7. Effects of Cuadrilla’s plan.

On the generous scenario 1 outlined in part 1 and following the guidelines above, the main point is that Cuadrilla will only extract a limited amount of gas, however much is available. 11.4 tcf is only 3 years or so of UK gas consumption. Spread over 30 years, or more, this is very little reward.

How can Cuadrilla increase the return? The main point is that shale gas wells have a depressingly high decline in production rates from the time they are fracked. There is a very high decline in the first year (up to around 80%), and an exponential decline thereafter. As mentioned previously, this may mean half a well’s production is achieved in the first five years.

There are perhaps two ways this could be tackled. The first is by re-fracking each well on a regular basis, to boost production for another short period. It’s said some US wells have been fracked many times, but difficult to find evidence of this.

The second way of increasing production is simply digging more wells. For new horizontals to go where the previous ones haven’t reached. This raises a future scenario of many more wells than Cuadrilla are anticipating.

There are several stumbling blocks to the fracking proposals. Some imply that the drilling of wells would have to be strung out over many years into the future.

There are simply not the drilling rigs in the UK at the moment to embark on a massive drilling programme. There is not the infrastructure, for example a huge number of new pipelines would need to be built, plus compressor stations, to handle the number of wells and pads envisaged. Even to properly explore and to provide new data to inspire investor confidence will require a number of wells – maybe 10 to 20 – running test production for a year or more.

So if the drilling of serious production wells won’t start for some time, and will be spread out over decades, it is clear there will be no major impact during this period on Britain’s self-sufficiency in gas. Further that we will be extending the life of wells beyond what we would expect as the lifetime of gas-burning power stations in order to satisfy our climate change commitment.

Another issue is water. It is said the fracking of each well may take 4 to 8 UK million gallons. If we assume that in the UK horizontals will have to be longer than normal in the US we can expect water use to be on the higher rather than the lower side of the estimate. Cuadrilla told the Energy and Climate Change Committee 1,000 cu m (200,000 gallons) for drilling and 12,000 cu m (2.6 million gallons) pre frack, if you prefer to believe Cuadrilla. Nick Grealy in separate evidence suggested 3 million. I will use the lower independent estimate of 4 million gallons. Each well can be fracked more than once in its lifetime to try and boost falling production rates, but there is no guide to how frequently this might happen in the UK.

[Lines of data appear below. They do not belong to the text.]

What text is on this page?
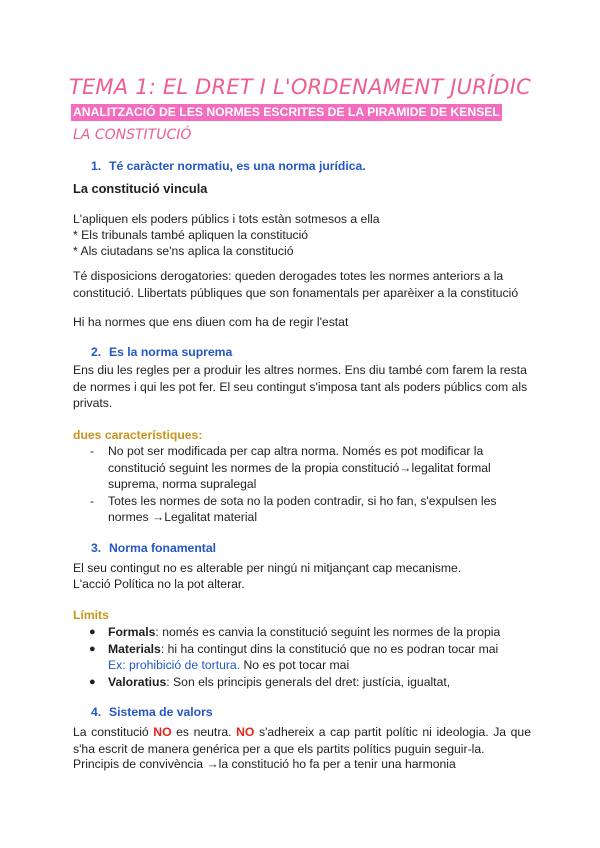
TEMA 1: EL DRET I L'ORDENAMENT JURÍDIC
ANALITZACIÓ DE LES NORMES ESCRITES DE LA PIRAMIDE DE KENSEL
LA CONSTITUCIÓ
1. Té caràcter normatiu, es una norma jurídica.
La constitució vincula
L'apliquen els poders públics i tots estàn sotmesos a ella
* Els tribunals també apliquen la constitució
* Als ciutadans se'ns aplica la constitució
Té disposicions derogatories: queden derogades totes les normes anteriors a la constitució. Llibertats públiques que son fonamentals per aparèixer a la constitució
Hi ha normes que ens diuen com ha de regir l'estat
2. Es la norma suprema
Ens diu les regles per a produir les altres normes. Ens diu també com farem la resta de normes i qui les pot fer. El seu contingut s'imposa tant als poders públics com als privats.
dues característiques:
- No pot ser modificada per cap altra norma. Només es pot modificar la constitució seguint les normes de la propia constitució→legalitat formal suprema, norma supralegal
- Totes les normes de sota no la poden contradir, si ho fan, s'expulsen les normes →Legalitat material
3. Norma fonamental
El seu contingut no es alterable per ningú ni mitjançant cap mecanisme.
L'acció Política no la pot alterar.
Límits
● Formals: només es canvia la constitució seguint les normes de la propia
● Materials: hi ha contingut dins la constitució que no es podran tocar mai
Ex: prohibició de tortura. No es pot tocar mai
● Valoratius: Son els principis generals del dret: justícia, igualtat,
4. Sistema de valors
La constitució NO es neutra. NO s'adhereix a cap partit polític ni ideologia. Ja que s'ha escrit de manera genérica per a que els partits polítics puguin seguir-la.
Principis de convivència →la constitució ho fa per a tenir una harmonia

That makes the usage for 3,600 wells including drilling and fracking once 14.4 billion gallons. Bearing in mind that Cuadrilla’s patch is only a fraction of the UK area now under consideration for fracking this is a serious consideration when scaled up. If we take “virtual water” into account, ie water use abroad that is used to provide our imported goods, the UK, only 38% of the UK’s water use comes from its own resources. For the sake of false energy security we are risking our water security into an uncertain future where climate change may mean that particularly poor agricultural areas of the world with more serious water problems than ourselves can no longer be relied upon to supply us with food or other products.

Large volumes of water used for fracking mean large volumes of waste returned water. And there are no plans to adequately deal with the liquid waste of fracking at the levels expected by a production phase. Water use and waste fracking fluid are only the first of the environmental considerations.